Жабка разволновался, показывал мне свои расчеты, говорил, как можно было бы расширить производство, как он хотел сделать меня своим заместителем, — я делал бы эскизы ко всем его рекламным плакатам, поскольку умею рисовать, — как он собирался выпускать шоколадные фигурки вьестоницкой Венеры, какой это был бы боевик, злился, уговаривал меня, предлагал найти для лорда проводника, но я только крутил головой.

— Я этого на свою совесть брать не хочу. Пусть его сиятельство сам на этом обожжется. Хватит с меня ваших подделок.

— Моих подделок?! — обиделся тесть и даже побагровел. — Разве я вырезал этого дурацкого носорога, хотя каждый ребенок знает, что у Микулова никто никогда не видел носорогов? Будь это моя работа, никому бы ничего в голову не пришло, потому что я привык все делать как следует, добросовестно. Даже подделки. А ты халтурил. И всю жизнь свою испоганишь. Если у девчонки есть голова на плечах, она с тобой завтра же расстанется!

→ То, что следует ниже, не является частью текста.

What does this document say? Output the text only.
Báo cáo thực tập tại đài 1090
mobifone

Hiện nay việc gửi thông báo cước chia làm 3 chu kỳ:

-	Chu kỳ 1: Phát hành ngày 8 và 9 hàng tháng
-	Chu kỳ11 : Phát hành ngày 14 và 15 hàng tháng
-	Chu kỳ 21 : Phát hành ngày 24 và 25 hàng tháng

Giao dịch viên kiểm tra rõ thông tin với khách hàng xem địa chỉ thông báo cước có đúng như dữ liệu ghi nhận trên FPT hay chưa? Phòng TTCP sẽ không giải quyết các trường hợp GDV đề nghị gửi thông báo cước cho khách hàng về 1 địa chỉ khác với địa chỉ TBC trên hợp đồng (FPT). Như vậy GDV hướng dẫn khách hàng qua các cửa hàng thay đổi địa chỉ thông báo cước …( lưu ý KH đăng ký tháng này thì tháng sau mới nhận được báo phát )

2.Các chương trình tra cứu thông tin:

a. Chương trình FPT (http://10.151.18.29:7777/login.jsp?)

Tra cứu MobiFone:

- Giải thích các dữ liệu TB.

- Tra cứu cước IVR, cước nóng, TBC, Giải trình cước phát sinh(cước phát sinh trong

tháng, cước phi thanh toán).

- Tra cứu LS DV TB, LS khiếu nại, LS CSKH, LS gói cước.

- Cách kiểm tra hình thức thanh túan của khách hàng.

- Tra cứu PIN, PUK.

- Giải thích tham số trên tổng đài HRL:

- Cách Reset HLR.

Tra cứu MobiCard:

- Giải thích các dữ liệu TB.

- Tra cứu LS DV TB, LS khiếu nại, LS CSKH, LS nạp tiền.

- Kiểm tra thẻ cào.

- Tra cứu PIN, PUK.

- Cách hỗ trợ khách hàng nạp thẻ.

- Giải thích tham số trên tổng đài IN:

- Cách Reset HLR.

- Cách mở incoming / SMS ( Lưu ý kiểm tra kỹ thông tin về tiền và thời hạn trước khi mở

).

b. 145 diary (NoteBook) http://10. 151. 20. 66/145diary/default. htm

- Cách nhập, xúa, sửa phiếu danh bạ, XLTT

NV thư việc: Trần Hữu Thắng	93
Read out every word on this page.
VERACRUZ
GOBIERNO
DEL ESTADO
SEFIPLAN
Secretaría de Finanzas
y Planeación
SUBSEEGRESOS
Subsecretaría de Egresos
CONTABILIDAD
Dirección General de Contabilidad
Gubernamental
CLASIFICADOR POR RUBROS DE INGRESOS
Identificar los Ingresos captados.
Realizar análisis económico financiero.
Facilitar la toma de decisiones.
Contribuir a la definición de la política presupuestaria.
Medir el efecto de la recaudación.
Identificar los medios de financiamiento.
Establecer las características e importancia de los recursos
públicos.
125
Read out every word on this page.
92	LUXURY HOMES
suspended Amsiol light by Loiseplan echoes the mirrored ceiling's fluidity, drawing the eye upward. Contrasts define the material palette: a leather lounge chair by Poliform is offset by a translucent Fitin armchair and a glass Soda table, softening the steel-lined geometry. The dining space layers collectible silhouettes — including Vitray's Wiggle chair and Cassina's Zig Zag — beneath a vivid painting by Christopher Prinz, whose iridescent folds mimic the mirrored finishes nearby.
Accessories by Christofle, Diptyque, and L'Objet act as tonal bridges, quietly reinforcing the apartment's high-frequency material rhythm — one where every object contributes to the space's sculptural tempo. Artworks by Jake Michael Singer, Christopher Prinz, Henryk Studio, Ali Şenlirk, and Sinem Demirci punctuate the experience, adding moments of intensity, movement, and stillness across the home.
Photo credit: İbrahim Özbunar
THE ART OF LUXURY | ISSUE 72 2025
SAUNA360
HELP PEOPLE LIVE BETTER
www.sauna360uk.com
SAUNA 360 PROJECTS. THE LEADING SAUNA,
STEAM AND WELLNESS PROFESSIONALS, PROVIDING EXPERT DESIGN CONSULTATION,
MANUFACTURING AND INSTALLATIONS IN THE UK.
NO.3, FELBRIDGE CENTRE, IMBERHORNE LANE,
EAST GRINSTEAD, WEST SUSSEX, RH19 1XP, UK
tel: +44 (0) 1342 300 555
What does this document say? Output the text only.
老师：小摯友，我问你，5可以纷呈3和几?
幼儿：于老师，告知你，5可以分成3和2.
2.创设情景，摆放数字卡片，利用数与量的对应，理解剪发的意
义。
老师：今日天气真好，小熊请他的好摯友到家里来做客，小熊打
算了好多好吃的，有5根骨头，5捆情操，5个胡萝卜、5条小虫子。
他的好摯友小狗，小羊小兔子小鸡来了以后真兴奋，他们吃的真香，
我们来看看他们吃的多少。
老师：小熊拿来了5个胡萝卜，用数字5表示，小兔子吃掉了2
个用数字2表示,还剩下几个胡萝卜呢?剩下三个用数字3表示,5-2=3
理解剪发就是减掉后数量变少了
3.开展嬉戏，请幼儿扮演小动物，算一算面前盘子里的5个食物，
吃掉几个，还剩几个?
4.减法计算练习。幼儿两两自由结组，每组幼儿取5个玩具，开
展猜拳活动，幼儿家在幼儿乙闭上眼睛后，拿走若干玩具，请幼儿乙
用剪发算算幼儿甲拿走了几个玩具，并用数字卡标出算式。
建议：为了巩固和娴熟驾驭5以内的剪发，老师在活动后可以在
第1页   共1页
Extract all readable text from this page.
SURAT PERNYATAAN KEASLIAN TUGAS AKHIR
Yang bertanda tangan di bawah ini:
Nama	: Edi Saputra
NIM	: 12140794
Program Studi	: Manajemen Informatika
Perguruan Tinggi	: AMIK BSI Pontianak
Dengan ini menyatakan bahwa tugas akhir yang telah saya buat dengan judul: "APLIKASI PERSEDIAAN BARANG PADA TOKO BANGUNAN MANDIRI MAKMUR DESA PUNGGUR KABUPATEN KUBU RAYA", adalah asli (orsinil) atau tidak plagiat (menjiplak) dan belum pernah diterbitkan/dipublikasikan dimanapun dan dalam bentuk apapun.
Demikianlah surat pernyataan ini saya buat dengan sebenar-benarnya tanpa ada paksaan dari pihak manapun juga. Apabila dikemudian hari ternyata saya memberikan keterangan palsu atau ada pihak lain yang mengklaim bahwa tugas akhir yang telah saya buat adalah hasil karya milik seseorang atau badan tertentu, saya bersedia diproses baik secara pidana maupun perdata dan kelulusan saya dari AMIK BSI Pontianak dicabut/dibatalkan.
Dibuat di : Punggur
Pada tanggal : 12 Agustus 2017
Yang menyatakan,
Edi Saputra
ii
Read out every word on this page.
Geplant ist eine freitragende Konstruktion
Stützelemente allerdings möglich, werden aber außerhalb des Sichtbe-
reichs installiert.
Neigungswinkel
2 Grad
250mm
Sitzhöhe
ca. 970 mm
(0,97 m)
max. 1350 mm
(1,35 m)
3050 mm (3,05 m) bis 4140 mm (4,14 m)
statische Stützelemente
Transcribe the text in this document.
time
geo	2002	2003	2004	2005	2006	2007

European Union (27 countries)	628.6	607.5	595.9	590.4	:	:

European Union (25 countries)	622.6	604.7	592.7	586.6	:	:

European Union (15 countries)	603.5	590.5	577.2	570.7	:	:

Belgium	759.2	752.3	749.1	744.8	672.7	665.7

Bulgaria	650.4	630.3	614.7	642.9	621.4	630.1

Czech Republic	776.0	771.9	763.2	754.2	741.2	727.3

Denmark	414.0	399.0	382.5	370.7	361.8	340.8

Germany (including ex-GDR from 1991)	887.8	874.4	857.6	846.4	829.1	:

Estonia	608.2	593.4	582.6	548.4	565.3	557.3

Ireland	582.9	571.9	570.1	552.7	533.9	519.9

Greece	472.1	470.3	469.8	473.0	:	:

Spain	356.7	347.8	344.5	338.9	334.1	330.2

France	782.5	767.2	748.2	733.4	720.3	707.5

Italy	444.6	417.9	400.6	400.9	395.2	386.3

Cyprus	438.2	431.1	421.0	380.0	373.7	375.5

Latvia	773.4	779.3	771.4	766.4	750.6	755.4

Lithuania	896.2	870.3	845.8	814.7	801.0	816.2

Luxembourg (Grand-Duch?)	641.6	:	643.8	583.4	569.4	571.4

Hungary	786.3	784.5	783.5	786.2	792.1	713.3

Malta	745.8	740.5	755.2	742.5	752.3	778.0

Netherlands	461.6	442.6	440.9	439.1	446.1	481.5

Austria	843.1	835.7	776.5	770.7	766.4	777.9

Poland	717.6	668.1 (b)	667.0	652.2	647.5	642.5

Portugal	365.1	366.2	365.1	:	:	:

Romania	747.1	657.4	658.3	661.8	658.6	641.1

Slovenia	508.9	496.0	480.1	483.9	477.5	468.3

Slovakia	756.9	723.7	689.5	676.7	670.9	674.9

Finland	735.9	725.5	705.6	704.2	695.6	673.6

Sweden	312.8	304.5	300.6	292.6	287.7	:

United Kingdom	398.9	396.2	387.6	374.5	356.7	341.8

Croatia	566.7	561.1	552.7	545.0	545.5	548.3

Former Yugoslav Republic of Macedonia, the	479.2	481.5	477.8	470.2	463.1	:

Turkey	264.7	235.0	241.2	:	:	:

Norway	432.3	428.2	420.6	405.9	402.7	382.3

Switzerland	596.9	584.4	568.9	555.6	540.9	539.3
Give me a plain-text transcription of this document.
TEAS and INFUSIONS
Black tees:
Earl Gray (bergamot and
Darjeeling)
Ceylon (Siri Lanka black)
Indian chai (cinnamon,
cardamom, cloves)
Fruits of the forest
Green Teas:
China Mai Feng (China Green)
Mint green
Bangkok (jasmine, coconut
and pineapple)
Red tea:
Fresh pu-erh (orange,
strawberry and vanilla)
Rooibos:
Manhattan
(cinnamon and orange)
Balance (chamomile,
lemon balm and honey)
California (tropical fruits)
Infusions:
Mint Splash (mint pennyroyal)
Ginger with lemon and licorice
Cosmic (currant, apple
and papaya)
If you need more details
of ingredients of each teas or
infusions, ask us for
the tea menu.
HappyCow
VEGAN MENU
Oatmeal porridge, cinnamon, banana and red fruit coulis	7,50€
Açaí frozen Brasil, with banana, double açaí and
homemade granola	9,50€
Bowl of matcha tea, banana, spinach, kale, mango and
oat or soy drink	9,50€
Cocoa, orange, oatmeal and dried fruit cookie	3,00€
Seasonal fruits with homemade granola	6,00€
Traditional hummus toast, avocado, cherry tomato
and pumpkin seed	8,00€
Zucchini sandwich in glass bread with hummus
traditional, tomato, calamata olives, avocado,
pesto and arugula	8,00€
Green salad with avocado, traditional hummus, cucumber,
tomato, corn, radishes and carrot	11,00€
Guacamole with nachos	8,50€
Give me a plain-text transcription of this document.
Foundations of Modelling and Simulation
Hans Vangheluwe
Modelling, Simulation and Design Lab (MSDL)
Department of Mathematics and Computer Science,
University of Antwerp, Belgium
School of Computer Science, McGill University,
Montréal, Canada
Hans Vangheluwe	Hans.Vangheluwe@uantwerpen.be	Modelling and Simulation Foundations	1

Он выбежал из комнаты, словно за ним гнались. Даже дверь забыл за собой закрыть.

Я люблю свою жену и особенно восхищаюсь ее ногами. У нее идеальная фигура. Но она ужасная пуританка, не знаю даже почему. В ту ночь она встретила меня поцелуями, которые меня особенно возбуждают. Никогда еще я ее так не любил…

А потом, распустив волосы, она взяла будильник и деловито спросила:

— В котором часу разбудить тебя? Когда вы выходите?

Я едва не разрыдался тут же в постели. Уже светало, из сада доносилось пение птиц, они всегда заливаются перед восходом солнца. Поклоняются ли снежные люди солнцу, как божеству, если уж они так близки к природе?

— Незачем меня будить. — Я поднялся, покачиваясь. — Уйду сейчас. — Она не удерживала меня, не отговаривала. Предложила кофе. — Не хочу, — сказал я. — Ничего не хочу. Думаю, что в вашей семье я единственный…

Я вспомнил рассказ лорда о его жене. О том, как она по велению рассудка подавила свои чувства. Сейчас я испытывал то же, что и он. Моя жена вела себя, как девка. Знала, что этот способ лучше подействует, чем крик ее отца. Она вела себя разумнее, чем мой тесть. Голова у нее работает. Девка! Я кинулся в гостиницу. Разбудил недавно уснувшего лорда. Для этого мне пришлось колотить ногами в дверь.

— Пойду с вами. Сегодня же, — сказал я.

— All right! Я знал, что ты окажешься благоразумным, вернее, внеразумным, — поправился лорд. — Это будет моя четвертая экспедиция, — пробормотал он, засыпая.